Segundo a investigação, quatro cobradores de dívida foram encontrados mortos após exigir a dívida de R$ 255 mil que o pai e o filho deviam

Pai e filho foram presos nesta terça (18/8) em um sítio na zona rural de Rio das Pedra, em São Paulo, após passarem mais de um ano foragidos, com o nome na lista vermelha do Interpol.

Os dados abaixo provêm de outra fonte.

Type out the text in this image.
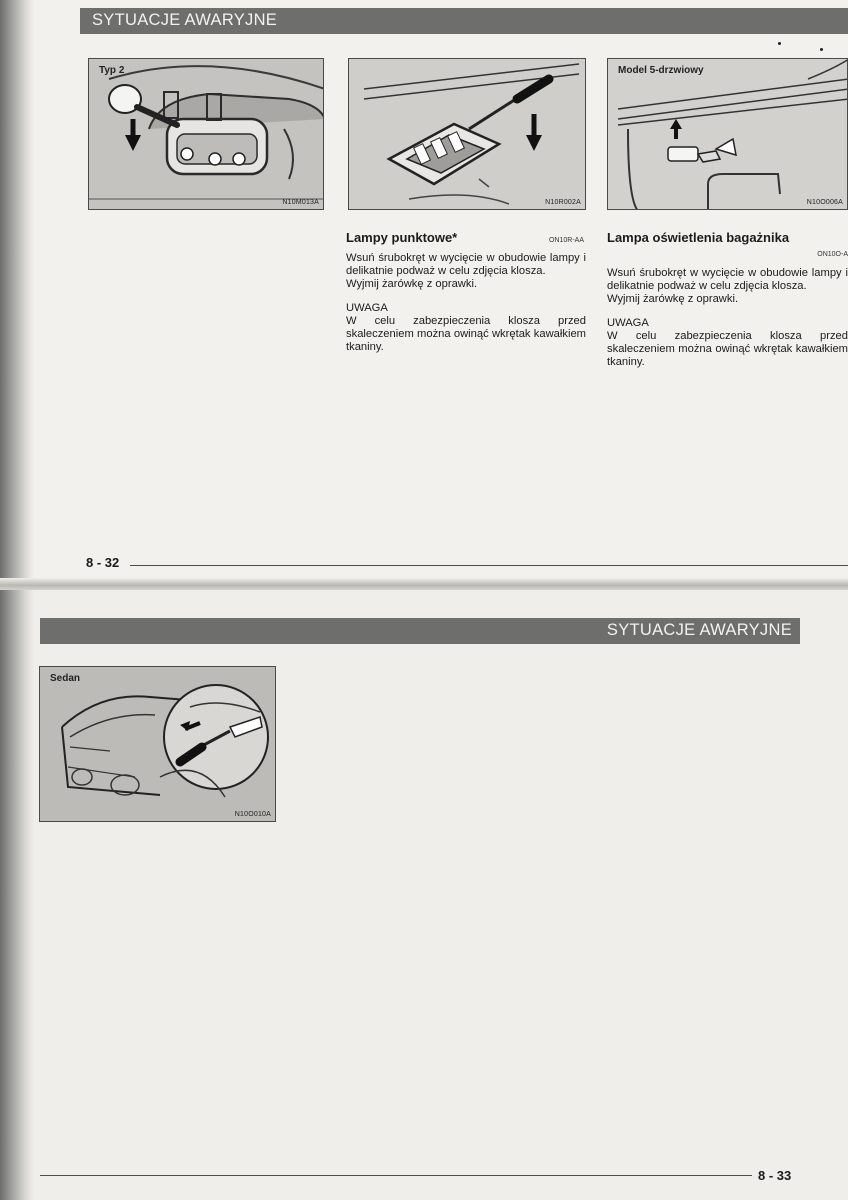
SYTUACJE AWARYJNE
Typ 2
N10M013A	N10R002A
Model 5-drzwiowy
N10O006A
Lampy punktowe*	ON10R-AA

Wsuń śrubokręt w wycięcie w obudowie lampy i delikatnie podważ w celu zdjęcia klosza.

Wyjmij żarówkę z oprawki.

UWAGA

W celu zabezpieczenia klosza przed skaleczeniem można owinąć wkrętak kawałkiem tkaniny.

Lampa oświetlenia bagażnika
ON10O-A

Wsuń śrubokręt w wycięcie w obudowie lampy i delikatnie podważ w celu zdjęcia klosza.

Wyjmij żarówkę z oprawki.

UWAGA

W celu zabezpieczenia klosza przed skaleczeniem można owinąć wkrętak kawałkiem tkaniny.

8 - 32
SYTUACJE AWARYJNE
Sedan
N10O010A
8 - 33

Antônio Buscariollo, 67 anos, e Paulo Buscariollo, de 23, são suspeitos de envolvimento na morte de quatro cobradores de dívida no Paraná.
Veja momento da prisão:
Segundo a investigação, Robishley Hirnani de Oliveira, Rafael Juliano Marascalchi, Diego Henrique Afonso e Alencar Gonçalves de Souza foram encontrados mortos em um bunker depois de exigir R$ 255 mil à família Buscariollo, pagamento que estava atrasado.
Antônio e Ricardo Buscariollo haviam adquirido uma propriedade rural em dez notas promissórias de R$ 25 mil cada com as vítimas. No entanto, nenhuma parcela foi paga.

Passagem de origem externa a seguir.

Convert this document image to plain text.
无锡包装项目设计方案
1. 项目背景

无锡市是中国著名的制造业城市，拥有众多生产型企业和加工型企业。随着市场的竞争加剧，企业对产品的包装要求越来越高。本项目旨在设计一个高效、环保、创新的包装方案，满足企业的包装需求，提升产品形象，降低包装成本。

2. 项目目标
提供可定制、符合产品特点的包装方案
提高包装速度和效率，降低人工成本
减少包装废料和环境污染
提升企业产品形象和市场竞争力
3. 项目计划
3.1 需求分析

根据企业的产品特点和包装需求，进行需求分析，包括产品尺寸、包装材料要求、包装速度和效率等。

Entre no canal de WhatsApp do MetrópolesDois suspeitos que colaboraram no crime também foram presos.
Entenda o caso
- Em 4 de agosto de 2025, Robishley, Rafael e Diego viajaram de São José do Rio Preto (SP) a Icaraíma (PR)

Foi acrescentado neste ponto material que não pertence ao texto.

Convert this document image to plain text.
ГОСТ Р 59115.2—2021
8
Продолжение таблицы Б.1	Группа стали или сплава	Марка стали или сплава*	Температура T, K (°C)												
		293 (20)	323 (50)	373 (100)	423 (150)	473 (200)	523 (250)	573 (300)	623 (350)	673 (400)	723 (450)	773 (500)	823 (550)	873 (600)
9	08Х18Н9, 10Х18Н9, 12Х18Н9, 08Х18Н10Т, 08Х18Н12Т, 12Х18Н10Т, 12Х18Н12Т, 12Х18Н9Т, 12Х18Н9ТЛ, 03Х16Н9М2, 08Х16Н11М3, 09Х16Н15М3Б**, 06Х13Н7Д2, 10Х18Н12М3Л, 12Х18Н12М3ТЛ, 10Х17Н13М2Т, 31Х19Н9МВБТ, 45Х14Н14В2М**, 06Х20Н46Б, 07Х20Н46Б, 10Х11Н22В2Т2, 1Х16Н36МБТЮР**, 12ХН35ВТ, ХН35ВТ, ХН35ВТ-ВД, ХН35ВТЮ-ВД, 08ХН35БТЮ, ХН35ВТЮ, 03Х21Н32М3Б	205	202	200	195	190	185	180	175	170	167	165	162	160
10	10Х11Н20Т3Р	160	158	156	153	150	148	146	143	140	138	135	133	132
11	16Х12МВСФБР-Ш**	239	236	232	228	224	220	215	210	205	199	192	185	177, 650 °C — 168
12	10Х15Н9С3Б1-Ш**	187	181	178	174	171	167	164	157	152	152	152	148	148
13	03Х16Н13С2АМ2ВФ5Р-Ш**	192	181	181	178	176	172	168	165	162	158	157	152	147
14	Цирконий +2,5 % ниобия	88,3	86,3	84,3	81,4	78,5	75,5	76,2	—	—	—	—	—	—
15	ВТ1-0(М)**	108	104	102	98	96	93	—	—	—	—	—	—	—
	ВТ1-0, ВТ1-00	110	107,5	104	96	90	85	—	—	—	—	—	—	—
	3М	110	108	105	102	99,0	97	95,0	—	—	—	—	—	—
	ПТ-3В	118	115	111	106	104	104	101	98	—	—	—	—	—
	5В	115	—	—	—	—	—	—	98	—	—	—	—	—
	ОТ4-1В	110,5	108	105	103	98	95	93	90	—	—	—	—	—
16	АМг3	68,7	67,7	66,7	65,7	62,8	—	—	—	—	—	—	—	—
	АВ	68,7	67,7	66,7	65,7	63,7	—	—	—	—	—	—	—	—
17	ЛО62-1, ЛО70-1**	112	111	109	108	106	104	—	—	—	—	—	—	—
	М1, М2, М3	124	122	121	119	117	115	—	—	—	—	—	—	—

- Eles iriam encontrar com Alencar e cobrar uma dívida de R$ 255 mil da família Buscariollo.
- Os quatro foram vistos pela última vez um dia depois e passaram a ser considerados desaparecidos.
- Os corpos foram encontrados mais de um mês depois, enterrados em um bunker.
Segundo a Polícia Civil do Paraná (PCPR), que coordena a investigação, foragidos foram localizados após levantamentos de inteligência policial e monitoramento.
Segundo a corporação, os suspeitos ainda tentaram fugir para o meio da mata, mas não conseguiram escapar da polícia. O outro filho de Antônio foi preso em Santa Bárbara do Oeste (SP) e o quarto suspeito já estava preso por outro crime.
“Com a identificação de seu paradeiro, realizamos o monitoramento e planejamos o melhor momento para a captura. Durante a ação em Rio das Pedras, pai e filho tentaram empreender fuga e foram capturados em meio a mata”, disse o delegado da PCPR Thiago Teixeira, do Departamento de Operações Especiais.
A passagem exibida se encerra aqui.